Görsel Sanatlar

Sanrısal Yansımalar, 200x100 cm tuval üzerine yağlı boya, 2014

Katliam Eğlencesi, 80 x100 tuval üzerine yağlı boya, 2023

Devrim İçinde Devrim, tuval üzerine akrilik boya, 50 x 60 cm, 2021

Kibir ve Ego  80x100 cm, tuval üzerine akrilik boya, 2024

Bagajdaki Sırlar, 80x100 cm tuval üzerine akrilik boya, 2024

Devrim Hep Çalışır 60x30 cm, tuval üzerine akrilik boya, 2024

Son Vuruş, 80x100 cm, tuval üzerine yağlı boya, 2017

 

Son İhanet, 80x100 cm, karışık teknik 2017

Büşra BİREL

Şehir: Eskişehir
Sanat Disiplini: Resim
Sanat Üretim Süresi: 13 yıl
Hakkında:

Büşra Birel, 4 Aralık 1993'te Eskişehir'de doğdu. 2012 yılında Eskişehir Anadolu Güzel Sanatlar Lisesi Resim Bölümünden mezun oldu. 2016 yılında Çanakkale Onsekiz Mart Üniversitesi Eğitim Fakültesi Resim-İş Eğitimi Anabilim Dalında lisans eğitimini tamamladı. Mezuniyetinin ardından ÇOMÜ ÇABAÇAM'da dört yıl boyunca gönüllü resim öğretmeni olarak çalıştı. 2024 yılında Çanakkale Onsekiz Mart Üniversitesi Lisansüstü Eğitim Enstitüsü Resim Anasanatdalında “Modern Türk Resminde Popüler İmge” konulu tez çalışmasıyla yüksek lisansını tamamladı. 

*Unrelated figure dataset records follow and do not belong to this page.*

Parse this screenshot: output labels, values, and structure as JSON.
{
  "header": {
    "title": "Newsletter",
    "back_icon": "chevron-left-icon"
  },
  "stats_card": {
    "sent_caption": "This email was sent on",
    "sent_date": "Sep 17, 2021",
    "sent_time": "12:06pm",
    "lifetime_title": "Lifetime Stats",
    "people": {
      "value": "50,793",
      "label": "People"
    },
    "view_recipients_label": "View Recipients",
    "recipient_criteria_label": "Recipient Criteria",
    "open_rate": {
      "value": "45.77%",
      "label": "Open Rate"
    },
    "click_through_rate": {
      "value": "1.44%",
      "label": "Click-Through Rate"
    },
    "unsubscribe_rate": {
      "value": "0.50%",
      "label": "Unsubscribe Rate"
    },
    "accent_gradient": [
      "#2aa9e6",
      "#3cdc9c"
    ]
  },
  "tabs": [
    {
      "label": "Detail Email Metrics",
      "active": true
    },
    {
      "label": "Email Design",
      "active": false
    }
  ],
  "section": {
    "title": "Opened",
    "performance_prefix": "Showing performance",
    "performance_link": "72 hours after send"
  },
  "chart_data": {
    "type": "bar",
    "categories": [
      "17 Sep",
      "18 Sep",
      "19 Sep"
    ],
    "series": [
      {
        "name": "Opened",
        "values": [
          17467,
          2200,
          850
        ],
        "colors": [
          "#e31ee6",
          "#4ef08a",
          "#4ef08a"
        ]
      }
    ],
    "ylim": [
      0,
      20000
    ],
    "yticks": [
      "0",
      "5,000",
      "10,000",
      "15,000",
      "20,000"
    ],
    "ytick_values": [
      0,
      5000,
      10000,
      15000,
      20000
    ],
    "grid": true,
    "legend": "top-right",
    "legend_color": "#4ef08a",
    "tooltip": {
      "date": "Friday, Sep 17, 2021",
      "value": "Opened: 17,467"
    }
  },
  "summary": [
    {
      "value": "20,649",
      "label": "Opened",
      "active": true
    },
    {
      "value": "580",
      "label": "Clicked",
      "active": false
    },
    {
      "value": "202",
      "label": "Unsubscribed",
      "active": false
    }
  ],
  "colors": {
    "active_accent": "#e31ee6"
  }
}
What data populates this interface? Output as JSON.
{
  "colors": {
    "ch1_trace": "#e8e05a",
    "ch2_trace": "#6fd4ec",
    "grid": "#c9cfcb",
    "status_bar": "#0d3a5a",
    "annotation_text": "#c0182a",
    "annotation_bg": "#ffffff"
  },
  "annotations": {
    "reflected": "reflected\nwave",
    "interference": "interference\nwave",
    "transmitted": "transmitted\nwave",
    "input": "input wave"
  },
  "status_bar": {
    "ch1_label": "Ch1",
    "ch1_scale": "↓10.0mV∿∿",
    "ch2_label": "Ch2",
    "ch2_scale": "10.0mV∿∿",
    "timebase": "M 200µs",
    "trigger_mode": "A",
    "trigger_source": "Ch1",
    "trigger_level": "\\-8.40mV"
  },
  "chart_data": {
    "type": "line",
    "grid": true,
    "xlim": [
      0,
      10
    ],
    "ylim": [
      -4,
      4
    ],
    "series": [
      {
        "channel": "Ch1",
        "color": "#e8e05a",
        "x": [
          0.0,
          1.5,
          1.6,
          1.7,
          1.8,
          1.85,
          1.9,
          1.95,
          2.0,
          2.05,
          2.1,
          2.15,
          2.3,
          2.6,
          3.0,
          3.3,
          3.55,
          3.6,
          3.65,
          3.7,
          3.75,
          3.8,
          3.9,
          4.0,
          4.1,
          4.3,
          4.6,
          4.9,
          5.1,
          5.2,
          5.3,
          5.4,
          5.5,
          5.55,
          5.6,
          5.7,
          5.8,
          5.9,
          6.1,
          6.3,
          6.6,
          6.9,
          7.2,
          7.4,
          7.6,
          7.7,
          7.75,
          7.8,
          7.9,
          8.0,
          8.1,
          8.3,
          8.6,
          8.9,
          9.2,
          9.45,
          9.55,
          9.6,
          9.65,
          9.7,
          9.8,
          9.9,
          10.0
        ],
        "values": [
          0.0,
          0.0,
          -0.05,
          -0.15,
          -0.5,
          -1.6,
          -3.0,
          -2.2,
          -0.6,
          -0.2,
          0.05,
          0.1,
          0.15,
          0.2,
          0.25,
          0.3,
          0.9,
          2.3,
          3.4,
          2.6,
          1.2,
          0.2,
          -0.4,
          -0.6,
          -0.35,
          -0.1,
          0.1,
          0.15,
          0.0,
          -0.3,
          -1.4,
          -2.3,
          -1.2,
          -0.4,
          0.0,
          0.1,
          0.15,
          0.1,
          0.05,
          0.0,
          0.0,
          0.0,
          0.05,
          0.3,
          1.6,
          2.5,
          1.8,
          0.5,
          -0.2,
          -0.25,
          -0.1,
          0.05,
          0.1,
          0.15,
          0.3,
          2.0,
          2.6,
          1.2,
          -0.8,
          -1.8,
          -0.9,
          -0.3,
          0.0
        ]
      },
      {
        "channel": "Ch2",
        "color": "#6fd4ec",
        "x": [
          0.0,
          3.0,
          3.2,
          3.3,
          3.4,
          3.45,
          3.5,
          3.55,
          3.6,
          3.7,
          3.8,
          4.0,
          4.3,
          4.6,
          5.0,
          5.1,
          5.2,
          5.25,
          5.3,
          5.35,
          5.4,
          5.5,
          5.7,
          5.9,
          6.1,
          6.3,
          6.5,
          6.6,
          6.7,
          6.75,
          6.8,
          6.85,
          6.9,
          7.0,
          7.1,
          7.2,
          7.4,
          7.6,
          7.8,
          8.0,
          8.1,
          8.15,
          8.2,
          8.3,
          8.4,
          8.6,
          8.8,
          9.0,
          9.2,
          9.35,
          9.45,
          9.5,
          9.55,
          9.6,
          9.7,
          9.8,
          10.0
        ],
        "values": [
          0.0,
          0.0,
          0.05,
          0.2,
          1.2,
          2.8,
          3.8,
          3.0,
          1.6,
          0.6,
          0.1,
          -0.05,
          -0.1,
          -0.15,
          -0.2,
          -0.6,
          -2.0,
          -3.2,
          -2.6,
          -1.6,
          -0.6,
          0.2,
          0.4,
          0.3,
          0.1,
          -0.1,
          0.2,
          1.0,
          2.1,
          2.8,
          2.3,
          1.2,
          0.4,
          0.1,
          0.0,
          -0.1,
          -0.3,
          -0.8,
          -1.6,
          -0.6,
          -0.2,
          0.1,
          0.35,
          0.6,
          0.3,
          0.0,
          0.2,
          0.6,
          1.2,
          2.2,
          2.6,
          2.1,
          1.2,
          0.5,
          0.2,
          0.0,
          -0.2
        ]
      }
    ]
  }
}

Otomobil imajları, ontolojik açıdan, hem bir varlık olarak insanın ihtiyaçlarını karşılayan bir araç hem de toplumda bireyin kimliğini, hızını ve özgürlüğünü simgeleyen bir nesnedir. Bu bağlamda araba imgeleri, modern yaşamda insanın varoluşsal özgürlüğünü sorgulayan bir metafor olarak değerlendirilebilir.

Otomobil, nostaljik bir bakış açısıyla, geçmişin özgürlük, hareket ve kişisel keşif arzusunun bir sembolü haline gelir. Otomobilin varlığı kalkınma ve üretimi her ne kadar arttırmışsa da statü dengelerini bozan imajıyla lüks ve hızlı tüketime neden olmuştur. Doğa tahribatına yol açtığı gibi aynı zamanda otomobil kültürel bir fenomendir. Terk edilmişlik ve yalnızlık gibi varoluşsal temaların yanı sıra, teknolojinin insanı ikinci plana itişini veya insansız bir dünyanın simgesini yansıtmaktadır. Bu durum, arabanın bir boşluk ve kimliksizleşme metaforu olarak kullanılmıştır. İnsanın mekândan ve araçtan soyutlanarak araçsallığın ön plana çıktığını sembolize etmektedir.

Otomobil imgelerini bireyin toplumsal hiyerarşideki yerini ve ekonomik gücünü görünür kılan bir sembol olarak değerlendirmektedir. Lüks arabalar, sadece bir ulaşım aracı olmanın ötesine geçerek, bireyin başarısını, prestijini ve tüketim kültüründeki yerini vurgulayan bir güç ve statü göstergesi haline gelmektedir.

Mekân açısından, araba bir geçiş ve arayış mekanı sunarken, imge olarak modernite, özgürlük, hız ve bazen de sınırlılıkların sembolüne dönüşür. Bu ikilik, arabayı hem bireysel hem toplumsal hafızada yer eden güçlü bir ikon haline getirir.